April 15, 2004

Lessons

A brief re-cap of yesterday in which your most humble blogger imparts several, non-connected bits of wisdom for your improvement. Pencils ready?


“Bananas,” The Senator says, “plug me up.” I pass this along as a caution.

Leaf blowers are not the child’s tool they appear to be. Do not use them on a windy day. Unless, of course, your aim was to make a bigger mess than you started with originally. Also, leaf blowers are perverts. Several attempts were made by this twisted machine to remove my shorts.

If your two year old says, “Thank you, Mama,” when you tell him to go sit in the time-out chair, the chair has ceased to be a deterrent to bad behavior.

Gopher holes are an endless source of fascination to youngsters. Gopher holes with rusty gopher traps have an even greater attraction. If you have difficulty getting your child to come inside for dinner, put a rusty gopher trap in the middle of your kitchen table.

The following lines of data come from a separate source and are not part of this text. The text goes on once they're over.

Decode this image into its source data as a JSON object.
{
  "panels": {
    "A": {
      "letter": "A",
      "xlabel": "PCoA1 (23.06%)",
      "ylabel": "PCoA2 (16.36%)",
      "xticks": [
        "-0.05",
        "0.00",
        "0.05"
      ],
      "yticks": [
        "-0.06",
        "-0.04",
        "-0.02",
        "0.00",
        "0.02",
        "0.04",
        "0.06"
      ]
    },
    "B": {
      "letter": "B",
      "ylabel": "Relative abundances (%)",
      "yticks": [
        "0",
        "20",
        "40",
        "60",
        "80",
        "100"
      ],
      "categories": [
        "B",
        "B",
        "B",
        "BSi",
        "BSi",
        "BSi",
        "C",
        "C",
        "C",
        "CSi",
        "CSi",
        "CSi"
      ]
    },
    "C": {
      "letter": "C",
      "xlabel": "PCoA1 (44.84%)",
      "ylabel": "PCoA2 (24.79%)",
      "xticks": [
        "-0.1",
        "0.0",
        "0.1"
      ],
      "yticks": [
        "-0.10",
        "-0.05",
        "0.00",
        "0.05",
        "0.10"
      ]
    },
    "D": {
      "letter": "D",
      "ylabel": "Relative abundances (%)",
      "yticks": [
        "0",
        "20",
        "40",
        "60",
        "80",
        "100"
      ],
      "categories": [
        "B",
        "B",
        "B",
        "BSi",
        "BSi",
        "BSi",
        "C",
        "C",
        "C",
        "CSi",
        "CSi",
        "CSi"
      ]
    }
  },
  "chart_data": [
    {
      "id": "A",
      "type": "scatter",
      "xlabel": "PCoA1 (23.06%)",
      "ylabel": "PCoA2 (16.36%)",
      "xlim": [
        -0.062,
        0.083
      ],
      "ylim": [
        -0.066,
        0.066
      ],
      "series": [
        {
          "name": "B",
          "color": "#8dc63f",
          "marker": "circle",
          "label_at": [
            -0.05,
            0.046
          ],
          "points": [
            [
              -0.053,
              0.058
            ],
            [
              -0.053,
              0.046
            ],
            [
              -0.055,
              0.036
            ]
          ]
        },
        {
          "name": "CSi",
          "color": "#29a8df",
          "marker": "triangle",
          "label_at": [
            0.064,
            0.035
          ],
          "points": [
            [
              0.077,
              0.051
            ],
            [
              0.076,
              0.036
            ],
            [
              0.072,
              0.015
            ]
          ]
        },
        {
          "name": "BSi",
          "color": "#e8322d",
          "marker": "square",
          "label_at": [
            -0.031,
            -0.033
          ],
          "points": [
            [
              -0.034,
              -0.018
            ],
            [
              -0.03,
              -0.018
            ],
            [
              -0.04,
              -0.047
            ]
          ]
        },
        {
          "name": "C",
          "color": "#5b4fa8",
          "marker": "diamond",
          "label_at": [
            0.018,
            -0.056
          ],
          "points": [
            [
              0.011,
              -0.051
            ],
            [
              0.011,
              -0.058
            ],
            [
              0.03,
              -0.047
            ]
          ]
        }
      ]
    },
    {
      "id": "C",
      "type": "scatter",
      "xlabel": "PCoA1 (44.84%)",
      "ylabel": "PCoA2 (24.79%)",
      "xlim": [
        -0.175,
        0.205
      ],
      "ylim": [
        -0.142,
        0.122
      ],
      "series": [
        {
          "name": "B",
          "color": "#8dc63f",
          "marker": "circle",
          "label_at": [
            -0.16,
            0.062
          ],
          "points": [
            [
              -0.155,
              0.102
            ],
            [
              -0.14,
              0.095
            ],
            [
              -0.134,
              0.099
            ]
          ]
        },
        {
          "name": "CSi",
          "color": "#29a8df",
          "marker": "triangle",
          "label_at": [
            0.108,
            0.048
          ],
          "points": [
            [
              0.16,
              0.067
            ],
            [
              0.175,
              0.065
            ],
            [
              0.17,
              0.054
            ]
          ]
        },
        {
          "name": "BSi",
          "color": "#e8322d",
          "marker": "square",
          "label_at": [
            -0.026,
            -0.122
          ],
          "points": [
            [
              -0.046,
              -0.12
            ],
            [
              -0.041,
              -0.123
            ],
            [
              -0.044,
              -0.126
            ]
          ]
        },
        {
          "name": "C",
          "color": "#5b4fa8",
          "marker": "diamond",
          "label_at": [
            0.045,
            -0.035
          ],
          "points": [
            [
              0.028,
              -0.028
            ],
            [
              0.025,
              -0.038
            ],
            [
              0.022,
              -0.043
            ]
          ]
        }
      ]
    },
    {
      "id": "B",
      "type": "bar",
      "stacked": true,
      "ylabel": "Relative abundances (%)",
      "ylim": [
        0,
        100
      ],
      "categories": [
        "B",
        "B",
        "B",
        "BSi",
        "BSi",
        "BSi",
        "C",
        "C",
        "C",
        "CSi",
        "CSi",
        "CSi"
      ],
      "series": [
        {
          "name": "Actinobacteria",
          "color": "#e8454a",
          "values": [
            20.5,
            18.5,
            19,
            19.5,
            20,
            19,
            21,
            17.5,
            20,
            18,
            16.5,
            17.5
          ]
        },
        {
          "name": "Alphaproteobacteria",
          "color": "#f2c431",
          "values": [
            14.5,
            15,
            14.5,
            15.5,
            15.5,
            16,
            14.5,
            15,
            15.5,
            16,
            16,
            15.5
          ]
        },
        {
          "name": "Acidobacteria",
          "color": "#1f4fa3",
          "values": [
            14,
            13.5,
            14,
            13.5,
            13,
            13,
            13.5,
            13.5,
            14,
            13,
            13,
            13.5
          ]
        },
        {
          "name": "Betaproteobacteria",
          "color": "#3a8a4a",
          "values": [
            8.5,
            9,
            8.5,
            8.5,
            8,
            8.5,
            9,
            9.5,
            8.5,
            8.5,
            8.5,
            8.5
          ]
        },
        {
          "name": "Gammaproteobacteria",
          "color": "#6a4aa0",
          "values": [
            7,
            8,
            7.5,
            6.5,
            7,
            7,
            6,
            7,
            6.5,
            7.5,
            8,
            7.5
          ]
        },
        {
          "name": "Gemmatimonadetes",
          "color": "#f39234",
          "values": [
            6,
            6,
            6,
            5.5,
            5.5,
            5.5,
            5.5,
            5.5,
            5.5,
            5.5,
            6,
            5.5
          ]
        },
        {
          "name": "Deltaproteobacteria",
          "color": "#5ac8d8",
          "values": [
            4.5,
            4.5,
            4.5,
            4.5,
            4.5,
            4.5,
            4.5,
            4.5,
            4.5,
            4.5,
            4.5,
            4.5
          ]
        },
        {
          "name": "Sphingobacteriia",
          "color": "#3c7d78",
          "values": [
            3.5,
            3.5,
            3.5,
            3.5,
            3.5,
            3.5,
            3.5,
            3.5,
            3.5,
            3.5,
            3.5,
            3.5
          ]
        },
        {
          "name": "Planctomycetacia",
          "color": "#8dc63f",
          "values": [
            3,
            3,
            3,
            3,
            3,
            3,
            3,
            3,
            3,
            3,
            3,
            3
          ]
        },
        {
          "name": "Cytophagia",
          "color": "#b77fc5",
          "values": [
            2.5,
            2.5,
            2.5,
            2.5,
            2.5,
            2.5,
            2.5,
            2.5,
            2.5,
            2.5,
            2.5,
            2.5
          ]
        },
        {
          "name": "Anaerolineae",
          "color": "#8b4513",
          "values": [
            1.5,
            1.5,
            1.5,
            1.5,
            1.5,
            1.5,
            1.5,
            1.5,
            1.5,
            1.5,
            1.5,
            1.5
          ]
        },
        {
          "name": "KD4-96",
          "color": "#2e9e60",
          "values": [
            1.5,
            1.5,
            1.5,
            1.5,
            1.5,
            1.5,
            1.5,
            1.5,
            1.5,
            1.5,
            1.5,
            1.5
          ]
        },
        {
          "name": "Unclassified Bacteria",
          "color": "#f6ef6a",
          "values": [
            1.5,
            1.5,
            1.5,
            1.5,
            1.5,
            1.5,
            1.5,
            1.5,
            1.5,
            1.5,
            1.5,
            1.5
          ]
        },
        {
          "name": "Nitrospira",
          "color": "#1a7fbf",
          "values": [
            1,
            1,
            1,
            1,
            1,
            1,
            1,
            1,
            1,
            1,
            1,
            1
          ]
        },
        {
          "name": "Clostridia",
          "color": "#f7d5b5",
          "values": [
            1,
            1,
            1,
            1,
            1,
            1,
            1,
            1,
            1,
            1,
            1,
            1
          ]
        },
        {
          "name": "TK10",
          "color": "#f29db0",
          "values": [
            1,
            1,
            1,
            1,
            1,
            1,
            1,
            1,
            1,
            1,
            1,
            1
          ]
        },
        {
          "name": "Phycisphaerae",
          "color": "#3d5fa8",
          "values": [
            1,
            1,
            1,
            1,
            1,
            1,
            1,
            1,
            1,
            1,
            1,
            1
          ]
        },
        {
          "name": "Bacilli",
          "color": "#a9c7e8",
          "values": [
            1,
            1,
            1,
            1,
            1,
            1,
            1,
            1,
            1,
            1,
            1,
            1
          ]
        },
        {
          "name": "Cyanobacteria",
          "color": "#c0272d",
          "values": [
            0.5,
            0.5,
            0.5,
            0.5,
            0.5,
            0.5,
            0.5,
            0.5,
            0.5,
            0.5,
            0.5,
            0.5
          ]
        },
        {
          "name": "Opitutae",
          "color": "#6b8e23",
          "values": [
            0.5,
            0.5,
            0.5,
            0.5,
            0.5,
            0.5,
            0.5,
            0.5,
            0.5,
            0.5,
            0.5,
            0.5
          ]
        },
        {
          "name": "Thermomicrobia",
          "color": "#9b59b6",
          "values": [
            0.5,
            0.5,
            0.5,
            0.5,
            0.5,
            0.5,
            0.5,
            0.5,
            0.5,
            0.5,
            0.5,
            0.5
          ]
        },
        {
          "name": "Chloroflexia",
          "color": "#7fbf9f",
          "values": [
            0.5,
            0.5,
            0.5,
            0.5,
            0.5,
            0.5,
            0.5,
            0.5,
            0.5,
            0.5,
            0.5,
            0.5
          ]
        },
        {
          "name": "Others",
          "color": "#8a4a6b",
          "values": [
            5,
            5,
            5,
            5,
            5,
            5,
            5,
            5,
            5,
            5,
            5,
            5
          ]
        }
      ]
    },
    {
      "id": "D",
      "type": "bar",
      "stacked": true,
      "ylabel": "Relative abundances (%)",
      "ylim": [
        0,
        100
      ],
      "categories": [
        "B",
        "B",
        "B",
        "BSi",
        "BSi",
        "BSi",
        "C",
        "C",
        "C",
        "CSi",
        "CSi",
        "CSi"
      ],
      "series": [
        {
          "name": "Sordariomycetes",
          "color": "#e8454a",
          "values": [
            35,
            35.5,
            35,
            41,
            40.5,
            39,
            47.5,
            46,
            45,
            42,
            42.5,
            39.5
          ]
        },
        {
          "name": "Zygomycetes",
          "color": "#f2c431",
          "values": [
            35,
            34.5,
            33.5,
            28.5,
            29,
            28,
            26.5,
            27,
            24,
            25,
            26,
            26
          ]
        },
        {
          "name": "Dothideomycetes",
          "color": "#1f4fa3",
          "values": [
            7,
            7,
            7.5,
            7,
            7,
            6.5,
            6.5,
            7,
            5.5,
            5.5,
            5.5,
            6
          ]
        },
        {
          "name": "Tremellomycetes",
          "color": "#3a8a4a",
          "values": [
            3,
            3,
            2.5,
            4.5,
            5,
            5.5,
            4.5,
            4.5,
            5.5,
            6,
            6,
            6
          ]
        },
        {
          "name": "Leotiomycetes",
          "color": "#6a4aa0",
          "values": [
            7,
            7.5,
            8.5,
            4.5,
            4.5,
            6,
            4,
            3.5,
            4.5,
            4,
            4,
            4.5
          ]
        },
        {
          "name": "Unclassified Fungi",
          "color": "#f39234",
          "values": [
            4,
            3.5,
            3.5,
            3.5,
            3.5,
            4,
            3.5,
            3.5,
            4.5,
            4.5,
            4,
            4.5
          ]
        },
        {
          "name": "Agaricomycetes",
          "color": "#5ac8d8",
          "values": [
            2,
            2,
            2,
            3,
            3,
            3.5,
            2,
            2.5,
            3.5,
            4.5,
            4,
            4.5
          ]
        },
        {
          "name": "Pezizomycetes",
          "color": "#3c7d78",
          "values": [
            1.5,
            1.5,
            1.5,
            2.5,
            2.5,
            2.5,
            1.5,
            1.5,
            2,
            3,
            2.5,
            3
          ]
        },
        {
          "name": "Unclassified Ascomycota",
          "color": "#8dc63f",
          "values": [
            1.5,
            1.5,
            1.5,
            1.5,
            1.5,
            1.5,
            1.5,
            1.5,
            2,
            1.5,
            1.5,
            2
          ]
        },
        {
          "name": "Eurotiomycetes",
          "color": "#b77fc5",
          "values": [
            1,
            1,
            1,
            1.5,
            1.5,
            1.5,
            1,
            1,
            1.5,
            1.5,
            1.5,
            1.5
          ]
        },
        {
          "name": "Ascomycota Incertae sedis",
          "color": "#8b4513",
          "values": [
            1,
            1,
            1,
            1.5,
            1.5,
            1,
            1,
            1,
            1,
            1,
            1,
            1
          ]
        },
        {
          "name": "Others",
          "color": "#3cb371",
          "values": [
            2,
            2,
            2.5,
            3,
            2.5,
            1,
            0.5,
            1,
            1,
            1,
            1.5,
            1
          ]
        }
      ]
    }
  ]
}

In a classroom full of parents and toddlers, you will be the only person not laughing when your child sits down in the middle of the floor and announces, “I have to toot, Mama. I have to go poo-poo.”

As dogs age, they, too, find a need for Depends undergarments.

I have several other pearls to share, but I feel obligated to make The VP aware of them before I further publically embarrass our family. One might argue such a consideration never stopped me before, but I try to make the token effort now and again.

Have a pleasant afternoon. I'm off to bake a birthday cake for The Governor. I'd invite you all over tomorrow for a little celebration, but I'm letting The Senator crack the eggs. Ever had crunchy birthday cake before?

P.S. Margaret, have an awesome trip to Ireland with your Mom! Buy her a pint or two for me. I'll pay you back. Honest.